US 12,142,030 B2
Neural network compression device and method for same
Daichi Murata, Tokyo (JP)
Assigned to HITACHI ASTEMO, LTD., Ibaraki (JP)
Appl. No. 17/781,510
Filed by Hitachi Astemo, Ltd., Hitachinaka (JP)
PCT Filed Oct. 30, 2020, PCT No. PCT/JP2020/040924
§ 371(c)(1), (2) Date Jun. 1, 2022,
PCT Pub. No. WO2021/111788, PCT Pub. Date Jun. 10, 2021.
Claims priority of application No. 2019-220172 (JP), filed on Dec. 5, 2019.
Prior Publication US 2023/0005244 A1, Jan. 5, 2023
Int. Cl. G06V 10/774 (2022.01); G05D 1/00 (2024.01); G06N 3/082 (2023.01); G06V 10/82 (2022.01)
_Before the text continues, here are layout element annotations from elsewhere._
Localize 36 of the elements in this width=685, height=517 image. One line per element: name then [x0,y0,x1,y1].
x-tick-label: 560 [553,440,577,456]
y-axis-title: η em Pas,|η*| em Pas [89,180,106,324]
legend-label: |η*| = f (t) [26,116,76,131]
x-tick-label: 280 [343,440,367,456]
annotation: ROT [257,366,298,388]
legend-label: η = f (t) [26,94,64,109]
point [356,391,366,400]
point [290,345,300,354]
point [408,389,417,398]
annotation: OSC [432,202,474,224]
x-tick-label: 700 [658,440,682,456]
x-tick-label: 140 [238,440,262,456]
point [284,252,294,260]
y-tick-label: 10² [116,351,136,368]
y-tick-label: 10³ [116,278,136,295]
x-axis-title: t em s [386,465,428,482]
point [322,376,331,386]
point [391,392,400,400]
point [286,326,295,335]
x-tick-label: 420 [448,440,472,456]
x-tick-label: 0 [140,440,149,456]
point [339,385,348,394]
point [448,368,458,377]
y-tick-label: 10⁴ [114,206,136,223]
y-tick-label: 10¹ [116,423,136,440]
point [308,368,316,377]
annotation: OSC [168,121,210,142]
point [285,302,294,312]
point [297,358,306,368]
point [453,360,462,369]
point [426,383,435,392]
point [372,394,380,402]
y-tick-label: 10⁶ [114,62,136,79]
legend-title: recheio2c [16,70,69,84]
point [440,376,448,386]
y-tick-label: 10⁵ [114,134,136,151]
CPC G06V 10/774 (2022.01) [G05D 1/0088 (2013.01); G06N 3/082 (2013.01); G06V 10/82 (2022.01)] 15 Claims
OG exemplary drawing
 
1. A neural network compression device that compresses a neural network by using a training data set that has been input, the neural network compression device comprising:
a training image selection unit that calculates an influence value on an inference result calculated by using an inference data set and a neural network model for the training data set, that classifies the training data set into valid training data necessary for the compression and invalid training data unnecessary for the compression, based on the influence value, and that generates an indexed training data set; and
a neural network compression unit that compresses the neural network model, based on the indexed training data set and the neural network model.